Dani Admiss is an independent curator, researcher and writer, currently based in the UK. She is founder of Playbour– Work, Pleasure, Survival, an art and research platform dedicated to the study of the worker as they are asked to draw on internal resources and self-made networks to develop new avenues of work, pleasure, and survival. Its projects bring together artists, designers, academics, activists and diverse publics in shared, critical making practices to think about the contours of work and play in an age of data and neurotechnologies.

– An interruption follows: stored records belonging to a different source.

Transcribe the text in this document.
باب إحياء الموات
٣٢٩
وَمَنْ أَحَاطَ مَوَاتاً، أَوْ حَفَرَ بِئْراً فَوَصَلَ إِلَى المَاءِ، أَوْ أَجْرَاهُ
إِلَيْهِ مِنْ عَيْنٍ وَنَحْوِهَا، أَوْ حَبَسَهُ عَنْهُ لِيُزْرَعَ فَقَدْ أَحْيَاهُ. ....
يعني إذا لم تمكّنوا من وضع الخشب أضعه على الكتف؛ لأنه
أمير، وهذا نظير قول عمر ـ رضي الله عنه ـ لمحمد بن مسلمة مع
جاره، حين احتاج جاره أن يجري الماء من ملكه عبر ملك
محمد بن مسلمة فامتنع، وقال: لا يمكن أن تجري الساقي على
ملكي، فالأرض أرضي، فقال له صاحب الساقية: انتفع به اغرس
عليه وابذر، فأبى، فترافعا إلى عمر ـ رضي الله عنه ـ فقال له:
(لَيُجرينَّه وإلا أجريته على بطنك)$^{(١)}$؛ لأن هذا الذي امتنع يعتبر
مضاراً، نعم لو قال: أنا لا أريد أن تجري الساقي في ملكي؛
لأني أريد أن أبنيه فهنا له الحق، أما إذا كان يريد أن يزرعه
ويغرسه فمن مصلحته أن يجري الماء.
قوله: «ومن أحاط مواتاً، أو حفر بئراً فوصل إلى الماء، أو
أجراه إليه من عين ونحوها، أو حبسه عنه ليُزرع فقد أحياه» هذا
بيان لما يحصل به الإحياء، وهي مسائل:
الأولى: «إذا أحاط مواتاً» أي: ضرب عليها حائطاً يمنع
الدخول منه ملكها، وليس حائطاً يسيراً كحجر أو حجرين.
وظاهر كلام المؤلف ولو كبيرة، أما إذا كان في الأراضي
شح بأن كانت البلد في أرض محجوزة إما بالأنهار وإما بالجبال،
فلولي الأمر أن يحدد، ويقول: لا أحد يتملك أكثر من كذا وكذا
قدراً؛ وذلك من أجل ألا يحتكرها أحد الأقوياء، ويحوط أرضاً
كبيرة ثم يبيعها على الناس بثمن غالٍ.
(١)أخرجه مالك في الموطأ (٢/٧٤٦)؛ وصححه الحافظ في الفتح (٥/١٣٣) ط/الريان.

Currently, she is working on a new project “Cooking Nature’s Books”– that explores what has come to be seen as ‘nature’ and ‘production’ through the lens of land management and conservation, ecological economics, and metrology. She has recently completed a PhD in world-building, co-creation and curating in world systems, at the Faculty of Arts and New Media at Sunderland University.
Recent curatorial projects and exhibitions include a public art circuit “Assembling a Moving Island” commissioned by Walk&Talk, Azores Islands (2018); “Playbour– Work, Pleasure, Survival” a co-creation lab and exhibition at Furtherfield, London, UK (2018); “Digital Dark Ages” an exhibition on art and media preservation in Treak Cliff Cavern as part of Abandon Normal Devices festival, Castleton, UK (2017); “Humans Need Not Apply” commissioned by Digital Asia Hub for their inaugural conference AI in Asia, Hong Kong (2016); “Big Bang Data” at Somerset House, London (2015); “PostHuman Unit for NeuroCapitalism” various venues (2014-2017); “Digital Revolution” at Barbican Centre, London (2014); “The Institute Effect” at Close, Closer the 2013 Lisbon Architecture Triennale, Portugal (2013).